15. Meet Stephanie Bain
Stephanie shares, “I work with individuals who have been told they’re “too sensitive” or “too much,” or have felt misunderstood or feel alienated from the mainstream. I work with non-traditional families or partners looking for a therapist who “gets it.” You are not too intense, too much, too sensitive, too “out there.” The whole of you is welcome with me. I do not seek to ‘fix’ clients. Instead, we will work collaboratively to discover and align with your inner wisdom.”
16. Meet Christian Heinitz
Christian explains, “I utilize wisdom from Eastern and Western psychology as well as the body, often incorporating mindfulness, parts work, dreams, and play. I trust in our innate capacity to heal. Therapy is a means of discovering our own unique resilience. I will be deeply committed to walking beside you and offering support where this work leads.
17. Meet Odessa Avianna Perez
Odessa shares, “As a biracial, white-presenting Latina, I hold both indisputable white privilege as well as more hidden intergenerational systemic oppression, both of which deeply inform my therapeutic approach. With my spiritual lineage in western sufism and a background in energy healing, I can also hold more mystical and magical frameworks, yet I remain grounded in the reality of this material plane and the structures and power dynamics we find ourselves in.” Moreover, Odessa adds, “Drawing from my background in dance and bodywork, I bring a diversity of body-based knowledge into the room. I specialize in Somatic Psychotherapy, with a focus on mindfulness, attachment, nervous system regulation, and dance and movement therapy. I am trauma-informed, and consistently incorporate social and racial justice lenses.”
18. Meet Nick Krieger
Nick says, “My role is to accompany and facilitate your process. Values that infuse my work include: social justice (bringing in the systems of oppression that operate in the greater culture and have become internalized inside of each of us), awareness (slowing down and paying non-judgmental attention to thoughts, feelings, and bodily sensations), and relationships (learning how we impact and are impacted by others).”
19. Meet Juliet Baxter
Juliet says, “I am a trauma-informed somatic psychotherapist. My journey started with dance and unfolded through art. Both, in my view, are excellent ways to express that which cannot be easily verbalized. My work blends together traditional talk therapy with other pathways of introspection like body awareness and art therapy.” As you can see, many of our San Francisco therapists incorporate creativity and body-based work along with talk therapies to help you along your journey.

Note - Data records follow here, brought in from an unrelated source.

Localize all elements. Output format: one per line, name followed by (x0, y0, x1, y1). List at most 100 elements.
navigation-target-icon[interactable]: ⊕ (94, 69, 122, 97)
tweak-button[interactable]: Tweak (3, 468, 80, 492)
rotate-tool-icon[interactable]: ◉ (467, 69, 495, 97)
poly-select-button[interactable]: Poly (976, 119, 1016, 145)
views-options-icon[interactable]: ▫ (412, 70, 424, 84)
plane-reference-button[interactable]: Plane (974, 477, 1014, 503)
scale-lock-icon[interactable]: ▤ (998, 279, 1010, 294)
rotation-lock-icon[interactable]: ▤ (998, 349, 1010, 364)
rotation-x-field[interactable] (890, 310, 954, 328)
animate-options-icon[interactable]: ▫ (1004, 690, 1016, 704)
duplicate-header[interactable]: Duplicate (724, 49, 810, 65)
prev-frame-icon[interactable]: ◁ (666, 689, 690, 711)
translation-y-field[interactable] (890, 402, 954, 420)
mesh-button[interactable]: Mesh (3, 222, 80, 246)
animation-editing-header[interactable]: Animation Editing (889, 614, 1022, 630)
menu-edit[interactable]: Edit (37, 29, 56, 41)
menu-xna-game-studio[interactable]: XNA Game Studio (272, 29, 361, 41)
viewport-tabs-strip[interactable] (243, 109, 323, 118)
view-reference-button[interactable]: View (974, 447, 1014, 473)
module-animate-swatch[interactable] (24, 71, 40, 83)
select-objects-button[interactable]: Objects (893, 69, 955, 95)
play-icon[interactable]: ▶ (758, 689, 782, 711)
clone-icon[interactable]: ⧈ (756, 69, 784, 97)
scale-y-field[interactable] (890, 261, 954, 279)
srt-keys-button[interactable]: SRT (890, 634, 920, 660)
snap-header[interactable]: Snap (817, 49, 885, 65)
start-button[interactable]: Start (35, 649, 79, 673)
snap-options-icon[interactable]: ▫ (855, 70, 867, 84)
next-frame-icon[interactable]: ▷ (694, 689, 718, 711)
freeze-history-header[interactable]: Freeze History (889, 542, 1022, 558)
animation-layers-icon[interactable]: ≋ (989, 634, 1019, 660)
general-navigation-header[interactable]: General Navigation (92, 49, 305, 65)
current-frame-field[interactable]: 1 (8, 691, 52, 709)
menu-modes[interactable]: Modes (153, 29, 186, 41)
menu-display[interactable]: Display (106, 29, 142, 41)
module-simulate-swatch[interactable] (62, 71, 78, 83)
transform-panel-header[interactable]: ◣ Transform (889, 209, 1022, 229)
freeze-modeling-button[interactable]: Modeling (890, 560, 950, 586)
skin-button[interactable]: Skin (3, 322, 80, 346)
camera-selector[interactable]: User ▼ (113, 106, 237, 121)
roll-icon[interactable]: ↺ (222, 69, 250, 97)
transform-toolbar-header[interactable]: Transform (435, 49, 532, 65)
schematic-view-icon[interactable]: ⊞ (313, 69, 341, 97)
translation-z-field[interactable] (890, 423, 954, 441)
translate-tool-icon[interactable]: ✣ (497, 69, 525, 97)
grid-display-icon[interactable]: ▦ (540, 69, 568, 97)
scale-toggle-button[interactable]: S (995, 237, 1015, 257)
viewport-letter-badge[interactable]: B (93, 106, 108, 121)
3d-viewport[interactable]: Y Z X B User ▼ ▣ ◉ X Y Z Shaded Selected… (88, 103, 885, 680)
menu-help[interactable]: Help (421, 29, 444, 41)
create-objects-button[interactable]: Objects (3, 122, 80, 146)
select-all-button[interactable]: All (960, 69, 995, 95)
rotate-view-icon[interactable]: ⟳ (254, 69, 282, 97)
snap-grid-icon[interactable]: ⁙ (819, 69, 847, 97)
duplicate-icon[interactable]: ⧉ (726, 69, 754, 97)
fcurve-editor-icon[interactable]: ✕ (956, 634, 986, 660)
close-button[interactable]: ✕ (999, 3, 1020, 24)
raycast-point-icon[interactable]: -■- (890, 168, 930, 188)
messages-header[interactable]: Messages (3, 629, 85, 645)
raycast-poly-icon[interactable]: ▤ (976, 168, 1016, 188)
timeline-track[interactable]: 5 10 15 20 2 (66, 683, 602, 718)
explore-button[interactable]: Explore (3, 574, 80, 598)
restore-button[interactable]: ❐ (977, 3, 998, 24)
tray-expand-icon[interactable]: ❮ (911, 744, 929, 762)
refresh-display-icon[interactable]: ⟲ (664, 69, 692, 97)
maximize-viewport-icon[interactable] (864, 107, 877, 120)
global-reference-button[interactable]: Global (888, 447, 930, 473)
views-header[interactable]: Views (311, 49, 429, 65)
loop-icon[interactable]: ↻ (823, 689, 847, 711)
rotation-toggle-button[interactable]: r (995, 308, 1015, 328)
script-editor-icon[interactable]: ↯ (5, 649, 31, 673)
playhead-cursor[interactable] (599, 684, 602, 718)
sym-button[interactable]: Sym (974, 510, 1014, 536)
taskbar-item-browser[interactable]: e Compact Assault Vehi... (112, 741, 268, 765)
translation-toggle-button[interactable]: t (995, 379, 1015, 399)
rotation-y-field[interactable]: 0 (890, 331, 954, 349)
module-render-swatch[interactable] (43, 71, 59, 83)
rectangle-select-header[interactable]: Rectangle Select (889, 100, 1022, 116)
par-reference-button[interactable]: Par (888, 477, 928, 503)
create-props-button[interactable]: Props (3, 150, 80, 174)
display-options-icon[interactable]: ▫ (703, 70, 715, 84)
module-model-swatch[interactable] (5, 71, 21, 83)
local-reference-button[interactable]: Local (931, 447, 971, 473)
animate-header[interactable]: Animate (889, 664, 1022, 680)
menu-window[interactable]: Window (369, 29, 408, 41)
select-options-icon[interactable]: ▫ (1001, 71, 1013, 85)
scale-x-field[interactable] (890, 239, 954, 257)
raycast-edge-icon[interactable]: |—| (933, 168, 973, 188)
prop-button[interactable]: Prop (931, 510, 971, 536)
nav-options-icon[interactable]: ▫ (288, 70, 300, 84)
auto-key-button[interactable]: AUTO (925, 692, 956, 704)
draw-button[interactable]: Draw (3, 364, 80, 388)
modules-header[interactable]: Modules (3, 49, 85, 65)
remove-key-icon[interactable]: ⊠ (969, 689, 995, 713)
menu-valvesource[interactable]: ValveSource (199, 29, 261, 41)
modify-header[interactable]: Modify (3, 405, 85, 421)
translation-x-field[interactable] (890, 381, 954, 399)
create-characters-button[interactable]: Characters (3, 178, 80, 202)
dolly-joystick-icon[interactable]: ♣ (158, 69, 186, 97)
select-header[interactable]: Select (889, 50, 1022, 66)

20. Meet Andrea Baxter Drugan
Andrea shares, “My approach to therapy is warm, engaged, and collaborative. Research consistently shows that the greatest predictor of therapeutic success is the experience of the relationship, and as such I am attentive to your experience of therapy and your unique and specific needs. I draw on depth approaches that help to uncover and transform deeper-set patterns of relating with our selves and with others, along with methods of working in the present moment with mindfulness, emotions, and the body.”
As you can see, Andrea reiterates (and most San Francisco Bay Area therapists would agree), that the relationship is crucial to the therapeutic process. Take the time to find the therapist who is truly right for you!